Allo sviluppo urbanistico che interessò la zona sudoccidentale della città a partire dagli anni del secondo dopoguerra si accompagnò il notevole incremento della popolazione e, di fronte alla parallela crescita del numero dei fedeli, il parroco di allora (don Giuseppe Finotto) ritenne quindi necessario intervenire sulla chiesa parrocchiale per accrescerne la capacità ricettiva con la costruzione di una nuova chiesa.

Per la realizzazione del nuovo edificio furono presentati ben cinque progetti e alla fine venne approvato nel 1965  quello dell’architetto vercellese Enrico Villani, che contemplava l’erezione di una nuova chiesa in calcestruzzo armato a vista con copertura in rame, estesa su una superficie di 950 m2 e collegata a quella vecchia. Al centro dell’edificio (a pianta quadrata con un matroneo a quattro gradinate) sarebbe stato collocato l’altare, realizzato impiegando un enorme tronco di castagno; le ampie vetrate disposte sui lati, oltre che nella cupola centrale a vela, avrebbero garantito un’adeguata luminosità. I locali ricavati nel sotterraneo sarebbero stati destinati ad ospitare l’oratorio.

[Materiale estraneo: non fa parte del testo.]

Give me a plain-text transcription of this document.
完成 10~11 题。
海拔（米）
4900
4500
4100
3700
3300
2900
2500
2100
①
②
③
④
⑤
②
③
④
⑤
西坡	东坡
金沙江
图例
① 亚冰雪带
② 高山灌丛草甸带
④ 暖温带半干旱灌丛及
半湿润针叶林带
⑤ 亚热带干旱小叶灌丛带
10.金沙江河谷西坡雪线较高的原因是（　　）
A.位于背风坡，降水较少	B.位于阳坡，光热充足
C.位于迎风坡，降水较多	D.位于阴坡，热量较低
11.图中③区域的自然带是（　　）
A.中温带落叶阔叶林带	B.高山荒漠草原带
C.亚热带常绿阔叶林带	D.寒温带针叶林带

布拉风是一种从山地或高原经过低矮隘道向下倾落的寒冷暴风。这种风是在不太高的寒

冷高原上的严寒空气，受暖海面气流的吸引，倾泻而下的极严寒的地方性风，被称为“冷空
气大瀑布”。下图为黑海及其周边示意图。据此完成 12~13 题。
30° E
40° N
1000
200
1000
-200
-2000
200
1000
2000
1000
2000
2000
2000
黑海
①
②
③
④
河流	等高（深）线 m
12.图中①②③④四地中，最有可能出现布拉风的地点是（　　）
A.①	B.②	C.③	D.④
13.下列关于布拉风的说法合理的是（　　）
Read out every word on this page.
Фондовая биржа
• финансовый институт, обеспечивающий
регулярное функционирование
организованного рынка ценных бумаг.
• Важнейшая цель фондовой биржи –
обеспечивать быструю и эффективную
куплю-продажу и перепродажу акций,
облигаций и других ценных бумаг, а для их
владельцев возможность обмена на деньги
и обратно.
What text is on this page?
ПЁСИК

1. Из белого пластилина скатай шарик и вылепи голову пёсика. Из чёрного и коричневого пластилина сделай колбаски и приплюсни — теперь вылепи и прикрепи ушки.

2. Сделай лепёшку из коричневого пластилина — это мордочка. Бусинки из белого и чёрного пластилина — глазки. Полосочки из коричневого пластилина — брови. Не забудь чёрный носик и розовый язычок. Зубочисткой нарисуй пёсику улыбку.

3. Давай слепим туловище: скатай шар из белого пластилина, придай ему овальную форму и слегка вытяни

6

Nel 1966 Il Comune di Biella concesse la licenza edilizia, i lavori cominciarono il 21 novembre del 1967 ed il 3 febbraio 1968 si procedette alla posa della prima pietra. Il 19 marzo 1970 ci fu la cerimonia della dedicazione della Chiesa Nuova, presieduta dal Vescovo Carlo Rossi.

L’idea iniziale era celebrare tutti in piedi intorno all’altare, ma pian piano spuntarono sedie e poi i banchi, sia nell’aula che nel matroneo. Sotto l’impulso di don Eugenio Zampa (parroco di san Biagio dal 2001 al 2016) furono poi fatti una serie di adeguamenti liturgici: costruzione delle due sacrestie laterali, con crocifisso e tabernacolo annessi; sistemazione dell’area presbiterale con struttura in legno per dare un posto fisso ad ambone, leggio per la preghiera dei fedeli e zona presidenziale; statua della Madonna d'Oropa che accoglie chi entra in chiesa; posa dei vetri colorati sopra quelli trasparenti ecc.


In mezzo ai due confessionali d’epoca (1724), si trova un bel contraltare (1789), ricamato in argento su velluto rosso, recante al centro la figura di san Biagio.